Sobre todo porque esta no es la primera vez que se da un bombardeo que afecta la vida de niños y niñas reclutados forzosamente. Nosotros, en la Coalición contra la vinculación de niños, niñas y jóvenes al conflicto armado en Colombia, Coalico, hemos identificado al menos tres situaciones similares.
El asunto es que estos casos se registran como operaciones militares exitosas aunque detrás haya casos de niños y niñas que fallecen y que en muchas ocasiones ni siquiera se puede determinar cuántos ni quiénes fueron.

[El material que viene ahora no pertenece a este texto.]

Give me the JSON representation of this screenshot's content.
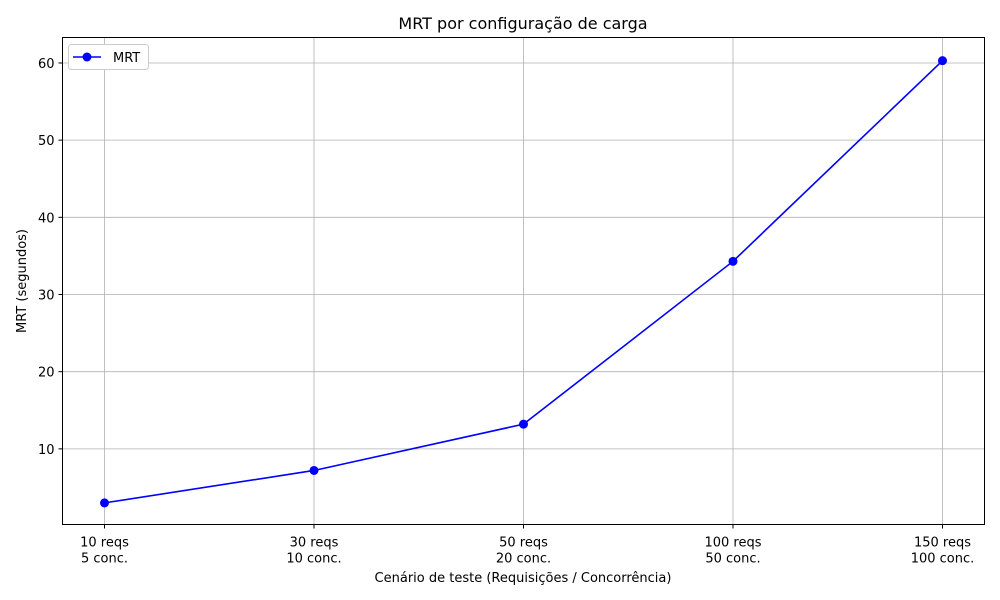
{
  "chart_data": {
    "type": "line",
    "title": "MRT por configuração de carga",
    "xlabel": "Cenário de teste (Requisições / Concorrência)",
    "ylabel": "MRT (segundos)",
    "categories": [
      [
        "10 reqs",
        "5 conc."
      ],
      [
        "30 reqs",
        "10 conc."
      ],
      [
        "50 reqs",
        "20 conc."
      ],
      [
        "100 reqs",
        "50 conc."
      ],
      [
        "150 reqs",
        "100 conc."
      ]
    ],
    "series": [
      {
        "name": "MRT",
        "color": "#0000ff",
        "marker": "circle",
        "values": [
          3.0,
          7.2,
          13.2,
          34.3,
          60.3
        ]
      }
    ],
    "yticks": [
      10,
      20,
      30,
      40,
      50,
      60
    ],
    "ylim": [
      0.2,
      63.3
    ],
    "grid": true,
    "legend_position": "top-left"
  }
}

El primero ocurrió en 2010 la vereda Las Lomas, municipio de San Miguel, en el departamento del Putumayo. Allí, el Ejército bombardeó la zona rural de la vereda donde, según reportó la misma comunidad, se estaba dando una reunión del frente 48 de las Farc. En gran medida, quienes estaban allí eran niños y niñas. Cuando se hizo la visita de verificación en la zona fue imposible identificar cuántos niños eran por dos razones: primero, el estado de desmembramiento en el que se encontraron los cuerpos y segundo, porque muchos de los sobrevivientes huyeron al otro lado de la frontera por el río Putumayo. Los medios, desafortunadamente, no cubrieron esa noticia. Cubrieron, en cambio, que tras el bombardeo se dieron de baja a varios guerrilleros y que el Ejército recuperó a cuatro menores de edad que quedaron heridos y fueron trasladados a hospitales del departamento. Aun así, sabemos que allí murieron varias decenas de niños.
El segundo ocurrió en el 2011 en el norte del Cauca. Allí, el bombardeo afectó a zonas rurales de territorios indígenas y se reportó el fallecimiento de, al menos, una decena de niñas y niños que habían sido reclutados por el actor armado que operaba en esa zona.
El último del que tenemos registro ocurrió en enero del 2018 en zona rural del municipio de Litoral de San Juan, en la costa pacífica chocoana. Allí, tras el bombardeo, una niña de 16 años terminó mutilada. Era una niña indígena que fue remitida a un hospital de Buenaventura donde finalmente murió por falta de atención y respuesta. A partir de su caso nos dimos cuenta de que esa misma familia había sido afectada por una situación similar, cinco años antes, en la que murió su hermana.
El asunto es que estos casos se registran como operaciones militares exitosas aunque detrás haya casos de niños y niñas que fallecen y que en muchas ocasiones ni siquiera se puede determinar cuántos ni quiénes fueron.
La realidad es que los grupos armados ilegales siguen reclutando niños y niñas. Por eso, debemos llamar la atención del Estado para que tome otros caminos antes de decidirse a usar la fuerza letal. Porque aunque la dinámica del conflicto haga parte de la vida de los niños, niñas y adolescentes del país, aunque la presencia de los grupos armados se haya vuelto paisaje en muchos territorios, no se puede olvidar que estas situaciones no son normales. Nada justifica que los niños terminen en la guerra. Sacarlos de allí no sólo es complejo, costoso y toma mucho tiempo para lograr un proceso exitoso. La alternativa de no protegerlos es dejarlos morir y que se conviertan en una oportunidad perdida para sus comunidades y nuestra sociedad.